Путешествие невольницы
После Грецина заговорила о себе. Да, она сдержанна, но и в ее груди очень много искромётных шрамов. Вот с глаз ее Петра еще не ушла пелена, еще не пролился на него лучик мира. И сына она не нянчить в истине. И когда, что так может быть до конца ее ее заката и что может настать мгновение разлуки с ними, стократно более ужасающей, неисправимой, чем эта, временная разлука, о какой обе они ныне жалеют, — она и вообразить не в силах, как сможет она без них быть радостна даже на небесах. О, вдоволь ночей проплакала она, много ночей прожила в поминовениях о благосклонности и помочи. Но горе свое личное она вверяет создателю — и ждет, верует, надеется. А теперь, когда ее постиг свежий шок, когда приказ ирода вырывает у нее дорогое создание, ту, кою Густав прозвал светом очей собственных, она все равно надеется, поелику верует, что существует воля превыше силы Меднобородовой – существует милосердие, каковое сильнее его злости. И она еще хлёстче притиснула к груди головку юницы. Немного спустя Гера умаслилась к ней на коленца и, запрятав обличие в зигах ее халата, длительно отмалчивалась, но, когда наконец вытянулась, обличие ее было уже гораздо тихо.

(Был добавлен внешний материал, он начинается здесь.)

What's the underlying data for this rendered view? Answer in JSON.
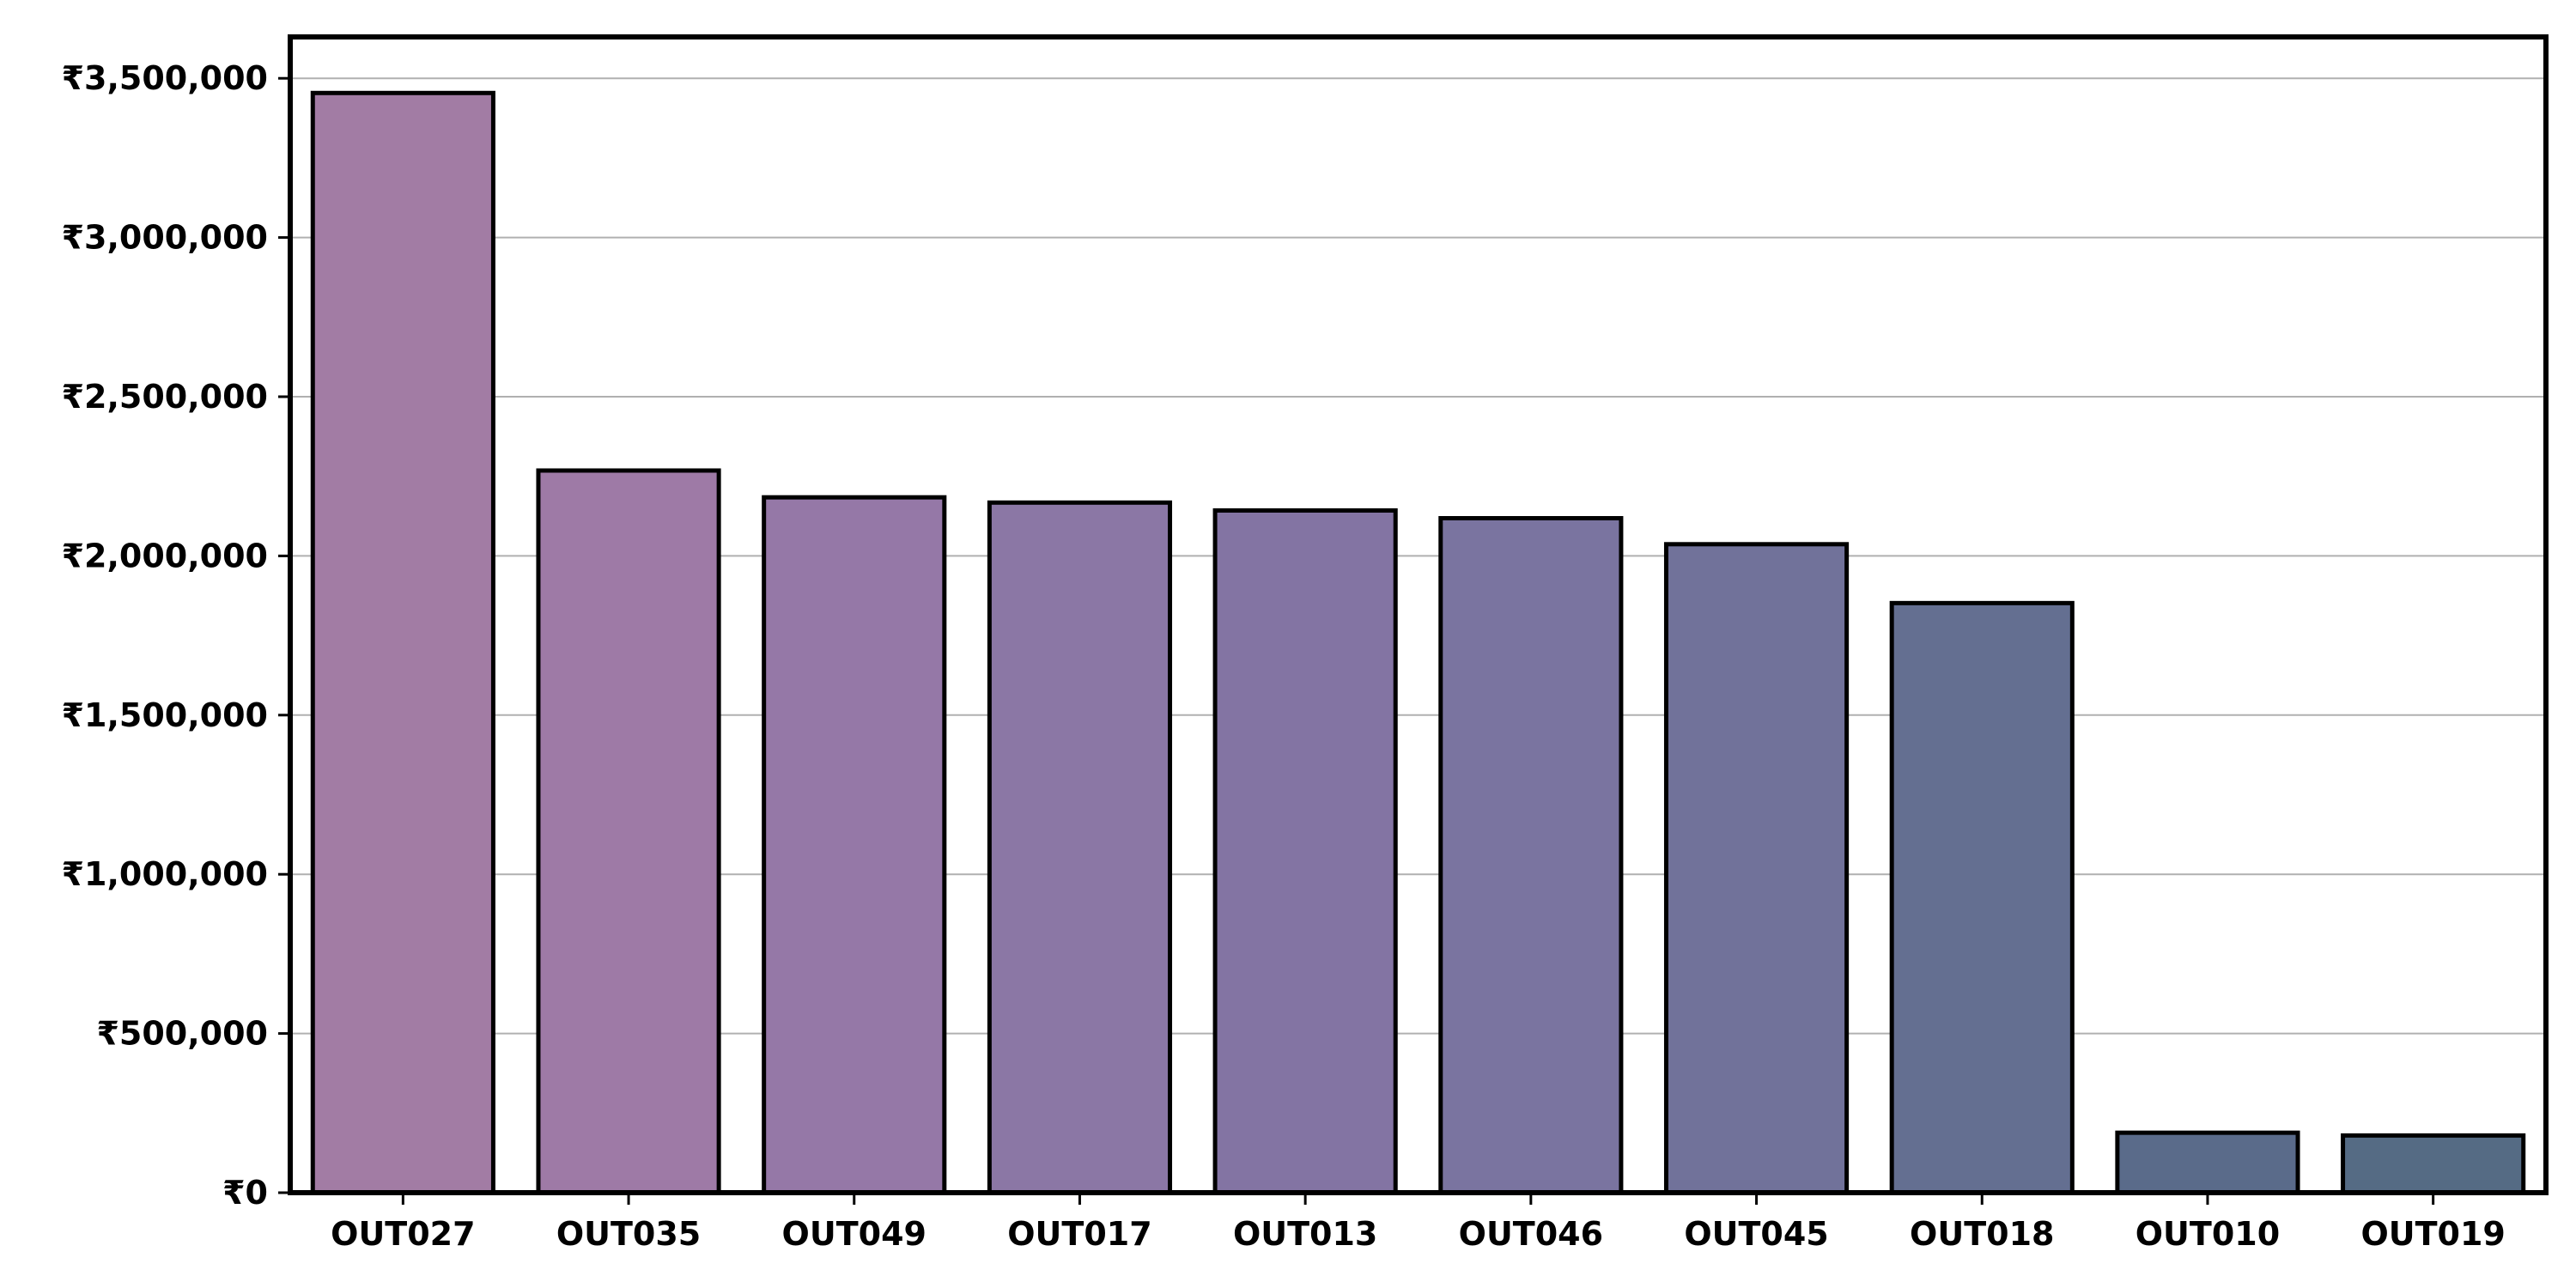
{
  "chart_data": {
    "type": "bar",
    "title": "",
    "xlabel": "",
    "ylabel": "",
    "categories": [
      "OUT027",
      "OUT035",
      "OUT049",
      "OUT017",
      "OUT013",
      "OUT046",
      "OUT045",
      "OUT018",
      "OUT010",
      "OUT019"
    ],
    "values": [
      3453926,
      2268123,
      2183970,
      2167465,
      2142664,
      2118395,
      2036725,
      1851823,
      188340,
      179694
    ],
    "ylim": [
      0,
      3630000
    ],
    "yticks": [
      0,
      500000,
      1000000,
      1500000,
      2000000,
      2500000,
      3000000,
      3500000
    ],
    "ytick_labels": [
      "₹0",
      "₹500,000",
      "₹1,000,000",
      "₹1,500,000",
      "₹2,000,000",
      "₹2,500,000",
      "₹3,000,000",
      "₹3,500,000"
    ],
    "grid": "horizontal",
    "legend": "none",
    "bar_colors": [
      "#a27ca4",
      "#9e7aa6",
      "#9578a7",
      "#8b77a5",
      "#8374a3",
      "#7a74a0",
      "#71729a",
      "#646f91",
      "#5a6b8a",
      "#556b84"
    ],
    "edge_color": "#000000"
  }
}
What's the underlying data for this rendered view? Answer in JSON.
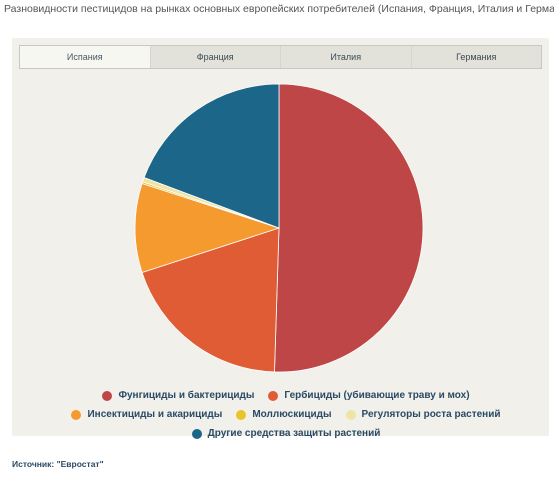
{
  "title": "Разновидности пестицидов на рынках основных европейских потребителей (Испания, Франция, Италия и Германия)",
  "tabs": [
    {
      "label": "Испания",
      "active": true
    },
    {
      "label": "Франция",
      "active": false
    },
    {
      "label": "Италия",
      "active": false
    },
    {
      "label": "Германия",
      "active": false
    }
  ],
  "chart_data": {
    "type": "pie",
    "categories": [
      "Фунгициды и бактерициды",
      "Гербициды (убивающие траву и мох)",
      "Инсектициды и акарициды",
      "Моллюскициды",
      "Регуляторы роста растений",
      "Другие средства защиты растений"
    ],
    "values": [
      50.5,
      19.5,
      10,
      0.2,
      0.5,
      19.3
    ],
    "colors": [
      "#bf4646",
      "#df5c35",
      "#f59a2e",
      "#e8c42a",
      "#efe3a6",
      "#1b6689"
    ],
    "legend_position": "bottom"
  },
  "source": "Источник: \"Евростат\""
}
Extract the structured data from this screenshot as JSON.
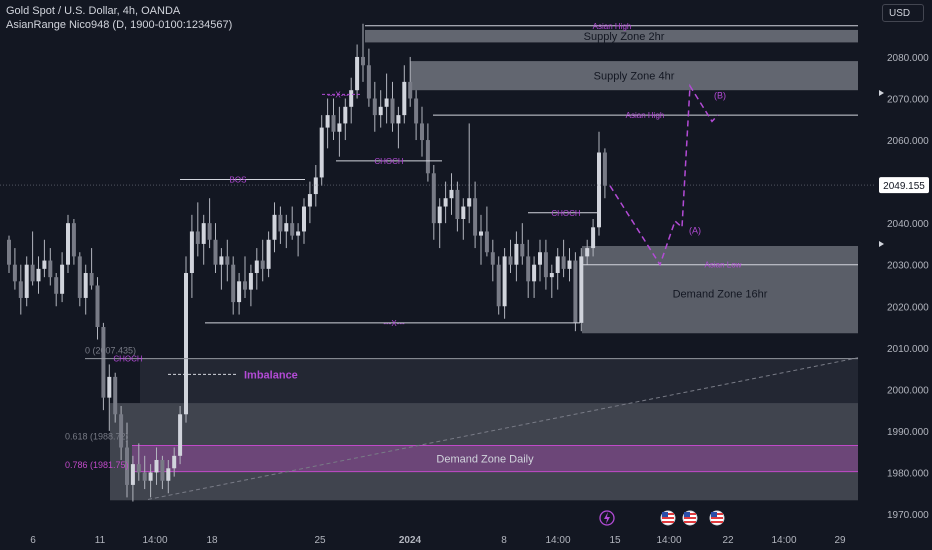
{
  "header": {
    "title": "Gold Spot / U.S. Dollar, 4h, OANDA",
    "indicator": "AsianRange Nico948 (D, 1900-0100:1234567)",
    "currency_button": "USD"
  },
  "colors": {
    "background": "#131722",
    "candle": "#b2b5be",
    "zone": "#ffffff",
    "annotation": "#b34bd6",
    "demand_daily": "#c04ac8",
    "price_label_bg": "#ffffff"
  },
  "chart_data": {
    "type": "candlestick",
    "x_ticks": [
      "6",
      "11",
      "14:00",
      "18",
      "25",
      "2024",
      "8",
      "14:00",
      "15",
      "14:00",
      "22",
      "14:00",
      "29"
    ],
    "y_ticks": [
      1970,
      1980,
      1990,
      2000,
      2010,
      2020,
      2030,
      2040,
      2050,
      2060,
      2070,
      2080
    ],
    "y_tick_labels": [
      "1970.000",
      "1980.000",
      "1990.000",
      "2000.000",
      "2010.000",
      "2020.000",
      "2030.000",
      "2040.000",
      "2050.000",
      "2060.000",
      "2070.000",
      "2080.000"
    ],
    "ylim": [
      1967,
      2090
    ],
    "current_price": 2049.155,
    "current_price_label": "2049.155",
    "candles": [
      [
        2036,
        2037,
        2028,
        2030
      ],
      [
        2030,
        2034,
        2024,
        2026
      ],
      [
        2026,
        2030,
        2018,
        2022
      ],
      [
        2022,
        2032,
        2020,
        2030
      ],
      [
        2030,
        2038,
        2025,
        2026
      ],
      [
        2026,
        2032,
        2023,
        2029
      ],
      [
        2029,
        2036,
        2027,
        2031
      ],
      [
        2031,
        2034,
        2025,
        2027
      ],
      [
        2027,
        2028,
        2020,
        2023
      ],
      [
        2023,
        2033,
        2021,
        2030
      ],
      [
        2030,
        2042,
        2028,
        2040
      ],
      [
        2040,
        2041,
        2030,
        2032
      ],
      [
        2032,
        2033,
        2020,
        2022
      ],
      [
        2022,
        2030,
        2018,
        2028
      ],
      [
        2028,
        2034,
        2024,
        2025
      ],
      [
        2025,
        2027,
        2012,
        2015
      ],
      [
        2015,
        2016,
        1995,
        1998
      ],
      [
        1998,
        2006,
        1990,
        2003
      ],
      [
        2003,
        2004,
        1992,
        1994
      ],
      [
        1994,
        1996,
        1983,
        1986
      ],
      [
        1986,
        1992,
        1974,
        1977
      ],
      [
        1977,
        1984,
        1973,
        1982
      ],
      [
        1982,
        1987,
        1978,
        1980
      ],
      [
        1980,
        1984,
        1976,
        1978
      ],
      [
        1978,
        1982,
        1974,
        1980
      ],
      [
        1980,
        1986,
        1977,
        1983
      ],
      [
        1983,
        1984,
        1976,
        1978
      ],
      [
        1978,
        1983,
        1975,
        1981
      ],
      [
        1981,
        1986,
        1979,
        1984
      ],
      [
        1984,
        1996,
        1982,
        1994
      ],
      [
        1994,
        2032,
        1992,
        2028
      ],
      [
        2028,
        2042,
        2022,
        2038
      ],
      [
        2038,
        2045,
        2032,
        2035
      ],
      [
        2035,
        2042,
        2030,
        2040
      ],
      [
        2040,
        2046,
        2034,
        2036
      ],
      [
        2036,
        2040,
        2028,
        2030
      ],
      [
        2030,
        2034,
        2024,
        2032
      ],
      [
        2032,
        2036,
        2026,
        2030
      ],
      [
        2030,
        2032,
        2018,
        2021
      ],
      [
        2021,
        2028,
        2018,
        2026
      ],
      [
        2026,
        2032,
        2022,
        2024
      ],
      [
        2024,
        2030,
        2020,
        2028
      ],
      [
        2028,
        2034,
        2024,
        2031
      ],
      [
        2031,
        2036,
        2026,
        2029
      ],
      [
        2029,
        2038,
        2027,
        2036
      ],
      [
        2036,
        2045,
        2033,
        2042
      ],
      [
        2042,
        2044,
        2035,
        2038
      ],
      [
        2038,
        2042,
        2034,
        2040
      ],
      [
        2040,
        2044,
        2036,
        2037
      ],
      [
        2037,
        2040,
        2032,
        2038
      ],
      [
        2038,
        2046,
        2035,
        2044
      ],
      [
        2044,
        2050,
        2040,
        2047
      ],
      [
        2047,
        2054,
        2044,
        2051
      ],
      [
        2051,
        2066,
        2049,
        2063
      ],
      [
        2063,
        2070,
        2058,
        2066
      ],
      [
        2066,
        2070,
        2060,
        2062
      ],
      [
        2062,
        2068,
        2056,
        2064
      ],
      [
        2064,
        2070,
        2060,
        2068
      ],
      [
        2068,
        2075,
        2064,
        2072
      ],
      [
        2072,
        2083,
        2070,
        2080
      ],
      [
        2080,
        2088,
        2074,
        2078
      ],
      [
        2078,
        2082,
        2068,
        2070
      ],
      [
        2070,
        2074,
        2062,
        2066
      ],
      [
        2066,
        2072,
        2063,
        2068
      ],
      [
        2068,
        2076,
        2064,
        2070
      ],
      [
        2070,
        2074,
        2062,
        2064
      ],
      [
        2064,
        2068,
        2058,
        2066
      ],
      [
        2066,
        2078,
        2064,
        2074
      ],
      [
        2074,
        2080,
        2068,
        2070
      ],
      [
        2070,
        2072,
        2060,
        2064
      ],
      [
        2064,
        2068,
        2056,
        2060
      ],
      [
        2060,
        2064,
        2050,
        2052
      ],
      [
        2052,
        2054,
        2036,
        2040
      ],
      [
        2040,
        2046,
        2034,
        2044
      ],
      [
        2044,
        2050,
        2040,
        2046
      ],
      [
        2046,
        2052,
        2042,
        2048
      ],
      [
        2048,
        2050,
        2038,
        2041
      ],
      [
        2041,
        2046,
        2036,
        2044
      ],
      [
        2044,
        2064,
        2040,
        2046
      ],
      [
        2046,
        2050,
        2034,
        2037
      ],
      [
        2037,
        2042,
        2030,
        2038
      ],
      [
        2038,
        2044,
        2032,
        2033
      ],
      [
        2033,
        2036,
        2026,
        2030
      ],
      [
        2030,
        2032,
        2018,
        2020
      ],
      [
        2020,
        2034,
        2017,
        2032
      ],
      [
        2032,
        2036,
        2028,
        2030
      ],
      [
        2030,
        2038,
        2026,
        2035
      ],
      [
        2035,
        2040,
        2030,
        2032
      ],
      [
        2032,
        2036,
        2022,
        2026
      ],
      [
        2026,
        2032,
        2022,
        2030
      ],
      [
        2030,
        2036,
        2026,
        2033
      ],
      [
        2033,
        2036,
        2024,
        2027
      ],
      [
        2027,
        2030,
        2022,
        2028
      ],
      [
        2028,
        2034,
        2024,
        2032
      ],
      [
        2032,
        2036,
        2027,
        2029
      ],
      [
        2029,
        2034,
        2026,
        2031
      ],
      [
        2031,
        2033,
        2014,
        2016
      ],
      [
        2016,
        2034,
        2014,
        2032
      ],
      [
        2032,
        2036,
        2030,
        2034
      ],
      [
        2034,
        2041,
        2032,
        2039
      ],
      [
        2039,
        2062,
        2037,
        2057
      ],
      [
        2057,
        2058,
        2046,
        2049
      ]
    ],
    "labels": {
      "asian_high_top": "Asian High",
      "supply_2hr": "Supply Zone 2hr",
      "supply_4hr": "Supply Zone 4hr",
      "asian_high_mid": "Asian High",
      "bos": "BOS",
      "choch_upper": "CHOCH",
      "x_upper": "---X---",
      "choch_right": "CHOCH",
      "demand_16hr": "Demand Zone 16hr",
      "asian_low": "Asian Low",
      "x_lower": "---X---",
      "fib_0": "0 (2007.435)",
      "choch_left": "CHOCH",
      "imbalance": "Imbalance",
      "fib_618": "0.618 (1988.72)",
      "fib_786": "0.786 (1981.75)",
      "demand_daily": "Demand Zone Daily",
      "wave_a": "(A)",
      "wave_b": "(B)"
    },
    "levels": {
      "asian_high_top": 2087.5,
      "supply_2hr": [
        2083.5,
        2086.5
      ],
      "supply_4hr": [
        2072,
        2079
      ],
      "asian_high_mid": 2066,
      "bos": 2050.5,
      "choch_upper": 2055,
      "x_upper": 2071,
      "choch_right": 2042.5,
      "demand_16hr": [
        2013.5,
        2034.5
      ],
      "asian_low": 2030,
      "x_lower": 2016,
      "fib_0": 2007.4,
      "imbalance": [
        2007.4,
        1996.7
      ],
      "fib_618": 1988.7,
      "fib_786": 1981.75,
      "demand_daily": [
        1980.2,
        1986.5
      ],
      "demand_daily_zone": [
        1973.3,
        1996.7
      ]
    },
    "projection": [
      [
        2046,
        2030
      ],
      [
        2058,
        2073
      ],
      [
        2066,
        2064.5
      ]
    ]
  },
  "bottom_icons": [
    "lightning-icon",
    "us-flag-icon",
    "us-flag-icon",
    "us-flag-icon"
  ]
}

— Мне жаль, матушка, жалко отца и братца, но я ведаю, что возражение бесполезно и всего лишь погубило бы вас всех. Но я даю общание тебе, что слов твоих я в доме цезаря не позабуду нипочём. Она снова обвила руками шею Грецины и, когда обе они вошли в зал, начала расставаться с маленьким Авлом, со старичком-перфоненом, кой был их воспитателем, со своей служанкой, что очень давно пестовала ее, и со всеми работниками. Один из каковых, высокий, широкоплечий грек которого зовут Лигий, который некогда вместе с матушкой Гекады и с нею был послан в полис греков, пал к ее ногам, а потом склонился перед Помпонией.